Jaffa Gate (also called Sha’ar Yafo- in Hebrew), is one of eight ancient gates of the historic walls of the Old City of Jerusalem.
The gate had also been named as the “Gate of the Friend”; or the “Gate of the Prayer”.
Jaffa Gate is the only one of the Old City gates’ that had been positioned at a right angle to the wall.
It could have been done due to defensive measures, so as to slow down any incoming attackers –or– to guide travelers into the direction of the Jaffa Road – the main road that had led, back then, pilgrims on their journey to and from the port of Jaffa, from Tel-Aviv to Jerusalem.

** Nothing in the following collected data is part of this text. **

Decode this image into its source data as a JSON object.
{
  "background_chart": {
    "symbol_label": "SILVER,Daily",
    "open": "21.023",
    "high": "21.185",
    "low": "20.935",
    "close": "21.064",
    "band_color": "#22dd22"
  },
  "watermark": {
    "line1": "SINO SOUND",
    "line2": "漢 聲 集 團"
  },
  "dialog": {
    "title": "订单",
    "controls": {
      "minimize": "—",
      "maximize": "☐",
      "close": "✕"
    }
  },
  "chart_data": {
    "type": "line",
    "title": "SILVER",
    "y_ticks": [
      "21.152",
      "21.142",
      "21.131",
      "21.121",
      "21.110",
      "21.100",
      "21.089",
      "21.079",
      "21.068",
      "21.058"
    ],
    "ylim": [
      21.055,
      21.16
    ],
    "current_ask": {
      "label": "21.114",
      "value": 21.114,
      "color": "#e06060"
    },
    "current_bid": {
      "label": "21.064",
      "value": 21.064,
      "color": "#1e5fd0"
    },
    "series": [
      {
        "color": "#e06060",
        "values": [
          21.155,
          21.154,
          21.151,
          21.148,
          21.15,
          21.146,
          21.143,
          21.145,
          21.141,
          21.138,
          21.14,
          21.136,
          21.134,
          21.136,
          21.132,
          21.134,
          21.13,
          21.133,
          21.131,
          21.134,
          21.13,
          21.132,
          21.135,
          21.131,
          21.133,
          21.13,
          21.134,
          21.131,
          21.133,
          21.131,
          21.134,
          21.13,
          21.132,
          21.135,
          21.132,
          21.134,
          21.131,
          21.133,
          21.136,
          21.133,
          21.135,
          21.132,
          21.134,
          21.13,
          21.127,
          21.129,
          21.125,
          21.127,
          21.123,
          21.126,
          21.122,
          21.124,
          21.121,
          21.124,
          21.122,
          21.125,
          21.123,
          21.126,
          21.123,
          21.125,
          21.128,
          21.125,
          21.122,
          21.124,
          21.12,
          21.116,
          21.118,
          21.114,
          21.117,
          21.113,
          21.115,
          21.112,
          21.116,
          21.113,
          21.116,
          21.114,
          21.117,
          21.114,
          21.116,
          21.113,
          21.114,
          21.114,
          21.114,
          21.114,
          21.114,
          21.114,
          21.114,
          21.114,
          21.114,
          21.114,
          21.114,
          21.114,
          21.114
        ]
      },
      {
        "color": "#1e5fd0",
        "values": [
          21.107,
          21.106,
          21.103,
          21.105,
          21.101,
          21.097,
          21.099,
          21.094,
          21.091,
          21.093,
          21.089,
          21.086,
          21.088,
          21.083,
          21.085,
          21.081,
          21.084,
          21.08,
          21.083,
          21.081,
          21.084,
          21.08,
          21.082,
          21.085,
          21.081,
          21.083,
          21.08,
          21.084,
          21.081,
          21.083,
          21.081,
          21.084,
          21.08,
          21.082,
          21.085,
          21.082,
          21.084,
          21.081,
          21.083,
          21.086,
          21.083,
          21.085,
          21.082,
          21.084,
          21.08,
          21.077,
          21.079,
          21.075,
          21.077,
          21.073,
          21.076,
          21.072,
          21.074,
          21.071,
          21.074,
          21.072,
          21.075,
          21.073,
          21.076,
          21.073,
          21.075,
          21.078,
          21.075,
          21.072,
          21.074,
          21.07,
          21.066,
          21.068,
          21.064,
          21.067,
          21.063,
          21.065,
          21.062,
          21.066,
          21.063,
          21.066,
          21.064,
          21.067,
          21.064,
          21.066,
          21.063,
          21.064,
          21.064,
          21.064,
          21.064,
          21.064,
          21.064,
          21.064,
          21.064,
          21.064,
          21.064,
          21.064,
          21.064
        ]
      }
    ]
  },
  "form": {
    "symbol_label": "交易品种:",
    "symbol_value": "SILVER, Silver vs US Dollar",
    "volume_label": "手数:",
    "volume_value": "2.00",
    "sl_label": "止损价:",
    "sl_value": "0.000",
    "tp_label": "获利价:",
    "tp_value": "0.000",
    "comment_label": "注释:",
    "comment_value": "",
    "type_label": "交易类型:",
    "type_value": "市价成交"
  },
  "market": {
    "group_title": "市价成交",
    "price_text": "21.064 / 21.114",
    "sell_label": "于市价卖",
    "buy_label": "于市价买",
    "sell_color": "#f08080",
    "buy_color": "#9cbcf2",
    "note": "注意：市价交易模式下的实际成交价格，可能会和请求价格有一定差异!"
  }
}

It is assumed that both Jaffa Gate and Jaffa Road had been named after the port of Jaffa, a port that had been of immense importance during ancient times.
Tradition-wise and based on the Bible (the Old Testament), Prophet Jonah had embarked on his sea journey from Jaffa port. Most pilgrims have arrived on their route to the Holy City via Jaffa port and gate, for many years.
Today, Highway 1, that connects Jerusalem and Tel-Aviv, runs on these very same grounds, leading to Jaffa gate.
Several other names of the gate are have been known as:
The Gate of the Friend- according to Islam, the gate is named for Abraham, God’s beloved son, who was buried in Hebron (nearby). Hence, the gate is also called “Hebron Gate”.
Another name is “David’s Gate”, in honor of King David.
The gate’s stones are large, sand-colored blocks. The entryway is nearly 20 feet (6 meters) high and the wall rises another 20 feet above that.